CloudHub uses Amazon AWS for its cloud infrastructure, so availability is dependent on Amazon. The availability and deployments in CloudHub are separated into different regions, which in turn point to the corresponding Amazon regions. If an Amazon region goes down, the applications within the region are unavailable and not automatically replicated in other regions.
For example, if the US East region is unavailable, the CloudHub management UI, as well as the various REST services that enable deployments, are unavailable until the region’s availability is restored. New applications can’t be deployed while US East is down.
While the control plane is unavailable, the runtime plane continues to send log data and other telemetry data, which the worker buffers (up to 1 GB) until availability is restored.
CloudHub provides an internal messaging mechanism, in the form of persistent queues, that is used for message reliability. While persistent queues are highly available within a region, they might not be accessible if the region or part of the region is unavailable (usually a few seconds or minutes), which could result in some data loss. After the region is available again, CloudHub resumes communication with the queues.
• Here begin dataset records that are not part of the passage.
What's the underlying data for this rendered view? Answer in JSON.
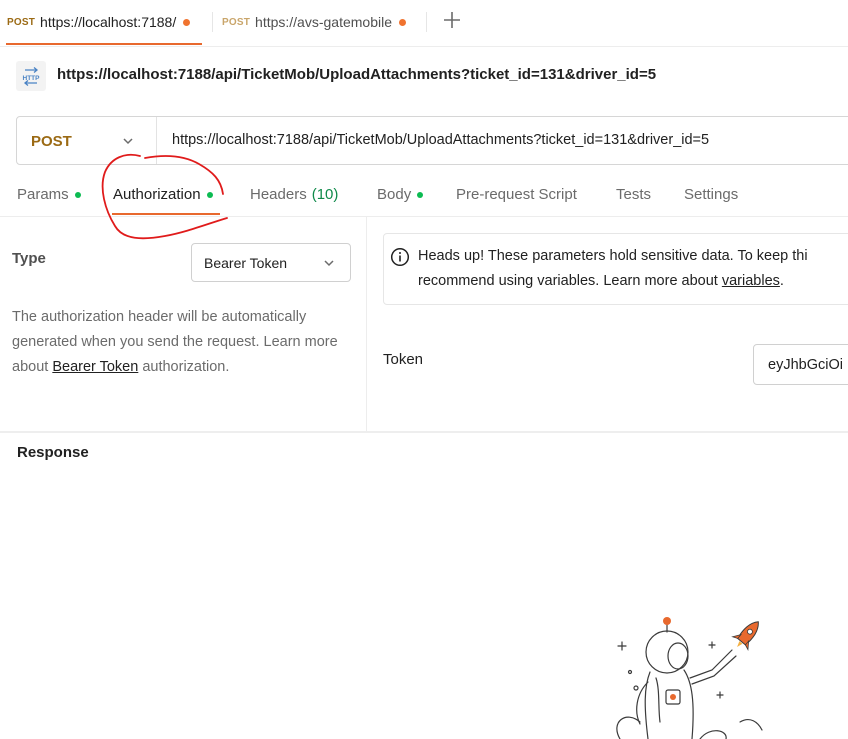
{
  "tabs": [
    {
      "method": "POST",
      "url": "https://localhost:7188/",
      "unsaved": true,
      "active": true
    },
    {
      "method": "POST",
      "url": "https://avs-gatemobile",
      "unsaved": true,
      "active": false
    }
  ],
  "request": {
    "title": "https://localhost:7188/api/TicketMob/UploadAttachments?ticket_id=131&driver_id=5",
    "method": "POST",
    "url": "https://localhost:7188/api/TicketMob/UploadAttachments?ticket_id=131&driver_id=5"
  },
  "request_tabs": {
    "params": "Params",
    "authorization": "Authorization",
    "headers": "Headers",
    "headers_count": "(10)",
    "body": "Body",
    "prerequest": "Pre-request Script",
    "tests": "Tests",
    "settings": "Settings"
  },
  "auth": {
    "type_label": "Type",
    "type_value": "Bearer Token",
    "desc_1": "The authorization header will be automatically generated when you send the request. Learn more about ",
    "desc_link": "Bearer Token",
    "desc_2": " authorization.",
    "notice_1": "Heads up! These parameters hold sensitive data. To keep thi",
    "notice_2": "recommend using variables. Learn more about ",
    "notice_link": "variables",
    "notice_3": ".",
    "token_label": "Token",
    "token_value": "eyJhbGciOi"
  },
  "response": {
    "title": "Response"
  },
  "icons": {
    "http": "http-request-icon",
    "info": "info-icon",
    "chevron": "chevron-down-icon",
    "plus": "plus-icon",
    "illustration": "astronaut-rocket-illustration"
  },
  "colors": {
    "post": "#9b6a14",
    "accent": "#e8692e",
    "status_dot": "#0cbb52",
    "annotation": "#e01b1b"
  }
}
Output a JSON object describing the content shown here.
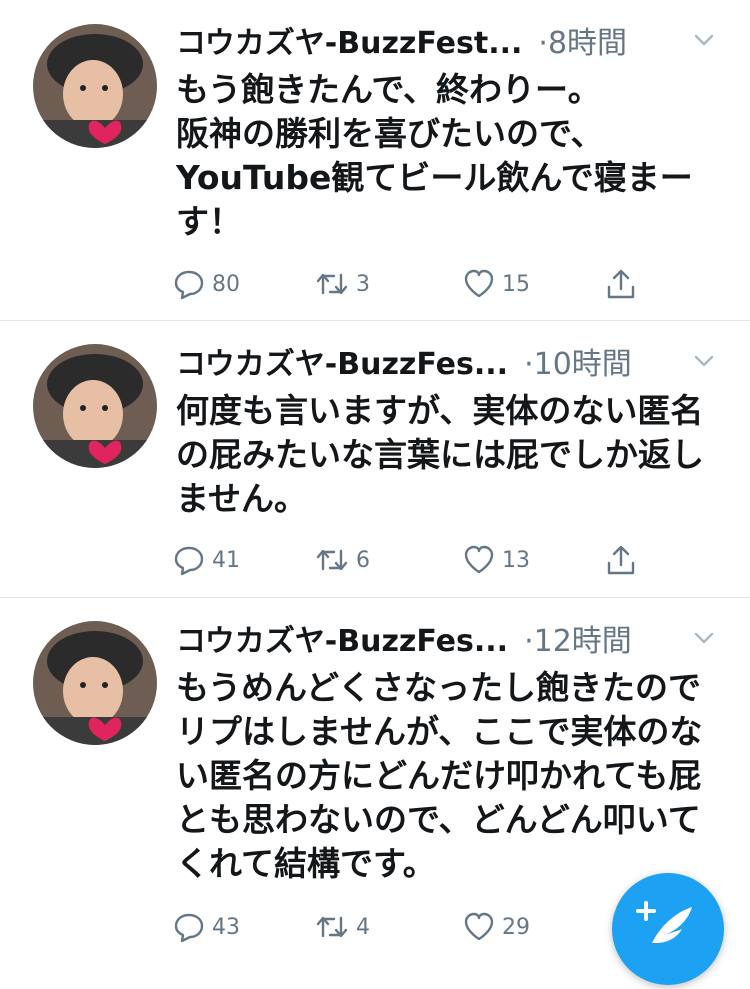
{
  "tweets": [
    {
      "name": "コウカズヤ-BuzzFest...",
      "time": "·8時間",
      "lines": [
        "もう飽きたんで、終わりー。",
        "阪神の勝利を喜びたいので、",
        "YouTube観てビール飲んで寝まー",
        "す！"
      ],
      "replies": "80",
      "retweets": "3",
      "likes": "15"
    },
    {
      "name": "コウカズヤ-BuzzFes...",
      "time": "·10時間",
      "lines": [
        "何度も言いますが、実体のない匿名",
        "の屁みたいな言葉には屁でしか返し",
        "ません。"
      ],
      "replies": "41",
      "retweets": "6",
      "likes": "13"
    },
    {
      "name": "コウカズヤ-BuzzFes...",
      "time": "·12時間",
      "lines": [
        "もうめんどくさなったし飽きたので",
        "リプはしませんが、ここで実体のな",
        "い匿名の方にどんだけ叩かれても屁",
        "とも思わないので、どんどん叩いて",
        "くれて結構です。"
      ],
      "replies": "43",
      "retweets": "4",
      "likes": "29"
    }
  ],
  "colors": {
    "accent": "#1da1f2",
    "muted": "#657786",
    "heart": "#e0245e"
  },
  "icons": [
    "reply-icon",
    "retweet-icon",
    "like-icon",
    "share-icon",
    "chevron-down-icon",
    "compose-tweet-icon"
  ]
}
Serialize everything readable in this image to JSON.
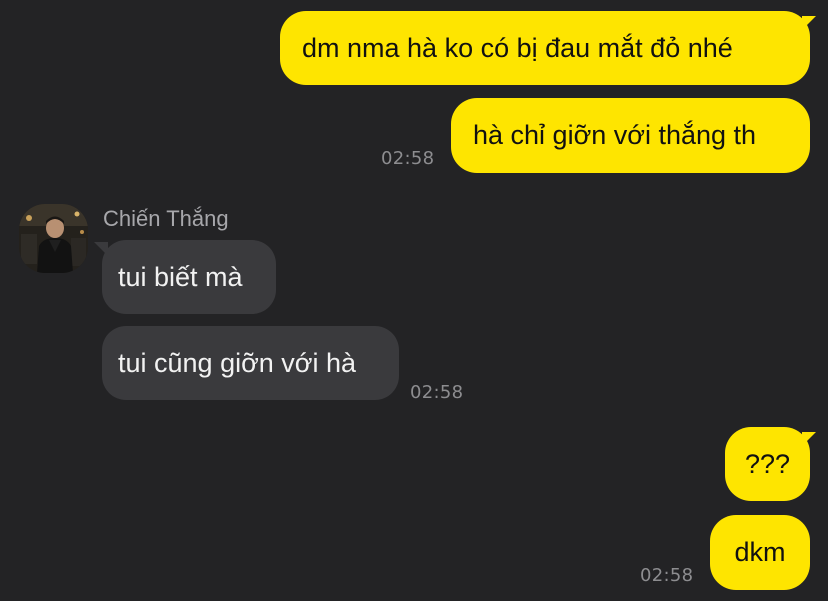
{
  "colors": {
    "background": "#232325",
    "outgoing_bubble": "#fee500",
    "incoming_bubble": "#3a3a3d",
    "timestamp": "#8d8d90",
    "sender_name": "#a7a7ab"
  },
  "conversation": {
    "outgoing_group_1": {
      "messages": [
        {
          "text": "dm nma hà ko có bị đau mắt đỏ nhé"
        },
        {
          "text": "hà chỉ giỡn với thắng th"
        }
      ],
      "time": "02:58"
    },
    "incoming_group": {
      "sender": "Chiến Thắng",
      "avatar": "profile-photo",
      "messages": [
        {
          "text": "tui biết mà"
        },
        {
          "text": "tui cũng giỡn với hà"
        }
      ],
      "time": "02:58"
    },
    "outgoing_group_2": {
      "messages": [
        {
          "text": "???"
        },
        {
          "text": "dkm"
        }
      ],
      "time": "02:58"
    }
  }
}
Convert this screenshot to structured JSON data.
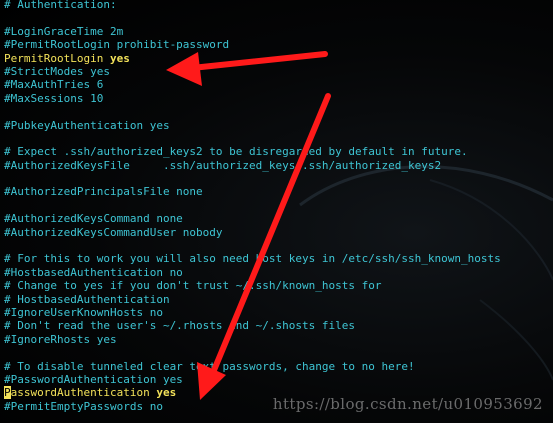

Some CloudHub modules, such as Anypoint Object Store v1, application settings, and Insight-related information, are maintained in the US East region for all applications regardless of the region where they are deployed. Anypoint Object Store v2 is maintained in the same region as the deployed CloudHub application. For both Anypoint Object Store v1 and v2, if a region is unavailable, the data persists and becomes available again after the region returns to service.
Anypoint Virtual Private Cloud (Anypoint VPC) is set up at the region level. If a region is unavailable, Anypoint VPC is unavailable unless a previous Anypoint VPC instance is set up for the other region.
If the application uses multiple workers, CloudHub deploys the workers in separate availability zones by default, providing HA across availability zones. The distance between the availability zones is variable and generally doesn’t exceed 350 miles.
If an application uses a single worker, when the availability zone is unavailable, CloudHub automatically restarts the application in a different availability zone. In this case, the application might experience downtime.
You can set up
status.mulesoft.com to receive alerts when a failure occurs in an availability zone or region.
You can use a load balancer (cloud or on-premises) for applications deployed to different regions to provide a better disaster recovery strategy.
Ensure that integrations are stateless. Transactional information isn’t shared between client invocations or executions (in case of scheduled services). If the middleware must maintain some data because of a system limitation, ensure that the data persists in an external store, such as a database or a messaging queue, and not within the middleware infrastructure or memory.
As you scale, especially in the cloud, ensure that the state of and resources used by each worker or node are independent of other workers. This model provides better performance and scalability, as well as reliability.